8
May 16

What is cointegration?

What is cointegration? The discussions here and here  are bad because they link the definition to differencing a time series. In fact, to understand cointegration, you need two notions: stationary processes  (please read before continuing) and linear dependence.

Definition. We say that vectors X_1,...,X_n are linearly dependent if there exist numbers a_1,...,a_n, not all of which are zero, such that the linear combination a_1X_1+...+a_nX_n is a zero vector.

Recall from this post that stationary processes play the role of zero in the set of all processes. Replace in the above definition "vectors" with "processes" and "a zero vector" with "a stationary process" and - voilà - you have the definition of cointegration:

Definition. We say that processes X_1,...,X_n are cointegrated if there exist numbers a_1,...,a_n, not all of which are zero, such that the linear combination a_1X_1+...+a_nX_n is a stationary process. Remembering that each process is a collection of random variables indexed with time moments t, we obtain a definition that explicitly involves time: processes \{X_{1,t}\},...,\{X_{n,t}\} are cointegrated if there exist numbers a_1,...,a_n, not all of which are zero, such that a_1X_{1,t}+...+a_nX_{n,t}=u_t where \{u_t\} is a stationary process.

To fully understand the implications, you need to know all the intricacies of linear dependence. I do not want to plunge into this lengthy discussion here. Instead, I want to explain how this definition leads to a regression in case of two processes.

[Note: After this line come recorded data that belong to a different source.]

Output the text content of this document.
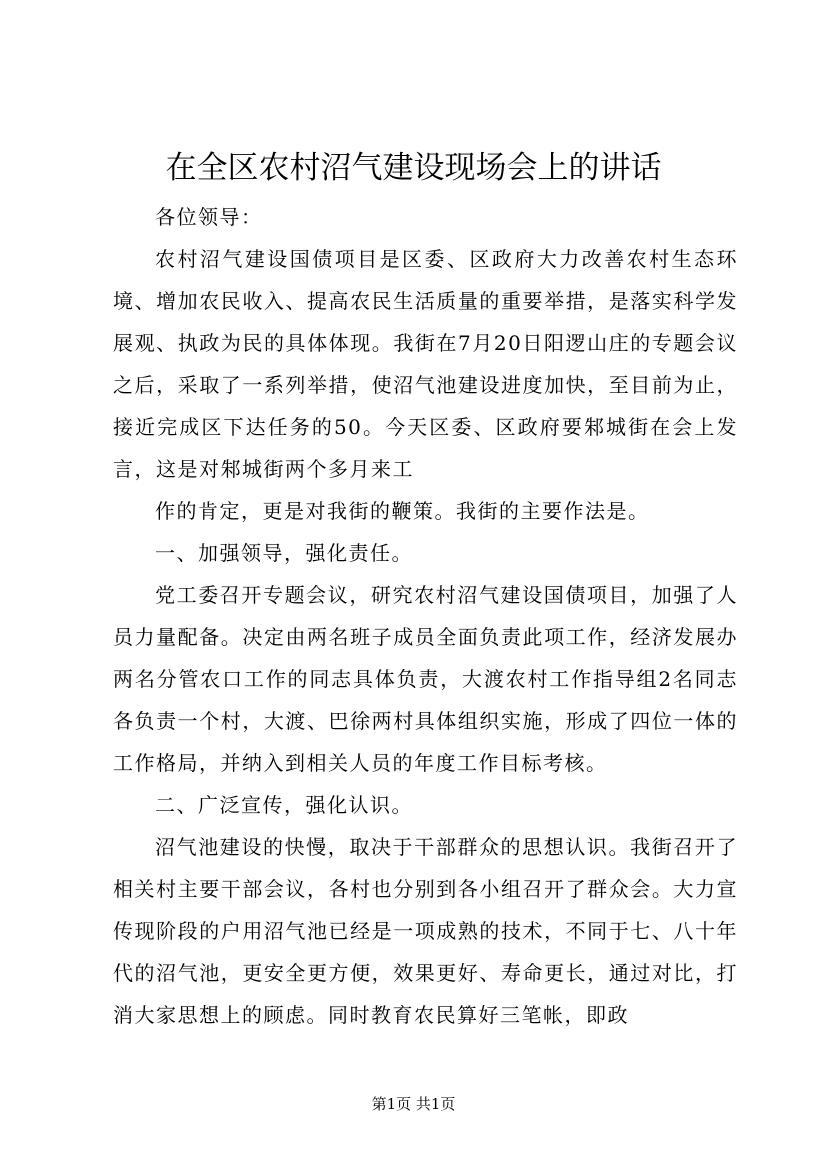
在全区农村沼气建设现场会上的讲话

各位领导：

农村沼气建设国债项目是区委、区政府大力改善农村生态环境、增加农民收入、提高农民生活质量的重要举措，是落实科学发展观、执政为民的具体体现。我街在7月20日阳逻山庄的专题会议之后，采取了一系列举措，使沼气池建设进度加快，至目前为止，接近完成区下达任务的50。今天区委、区政府要邾城街在会上发言，这是对邾城街两个多月来工

作的肯定，更是对我街的鞭策。我街的主要作法是。

一、加强领导，强化责任。

党工委召开专题会议，研究农村沼气建设国债项目，加强了人员力量配备。决定由两名班子成员全面负责此项工作，经济发展办两名分管农口工作的同志具体负责，大渡农村工作指导组2名同志各负责一个村，大渡、巴徐两村具体组织实施，形成了四位一体的工作格局，并纳入到相关人员的年度工作目标考核。

二、广泛宣传，强化认识。

沼气池建设的快慢，取决于干部群众的思想认识。我街召开了相关村主要干部会议，各村也分别到各小组召开了群众会。大力宣传现阶段的户用沼气池已经是一项成熟的技术，不同于七、八十年代的沼气池，更安全更方便，效果更好、寿命更长，通过对比，打消大家思想上的顾虑。同时教育农民算好三笔帐，即政

第1页 共1页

If \{X_{1,t}\},\{X_{2,t}\} are cointegrated, then there exist numbers a_1,a_2, at least one of which is not zero, such that a_1X_{1,t}+a_2X_{2,t}=u_t where \{u_t\} is a stationary process. If a_1\ne 0, we can solve for X_{1,t} obtaining X_{1,t}=\beta X_{2,t}+v_t with \beta=-a_2/a_1 and v_t=1/a_1u_t. This is almost a regression, except that the mean of v_t may not be zero. We can represent v_t=(v_t-Ev_t)+Ev_t=w_t+\alpha, where \alpha=Ev_t, w_t=v_t-Ev_t. Then the above equation becomes X_{1,t}=\alpha+\beta X_{2,t}+w_t, which is simple regression. The case a_2\ne 0 leads to a similar result.

Practical recommendation. To see if \{X_{1,t}\},\{X_{2,t}\} are cointegrated, regress one of them on the other and test the residuals for stationarity.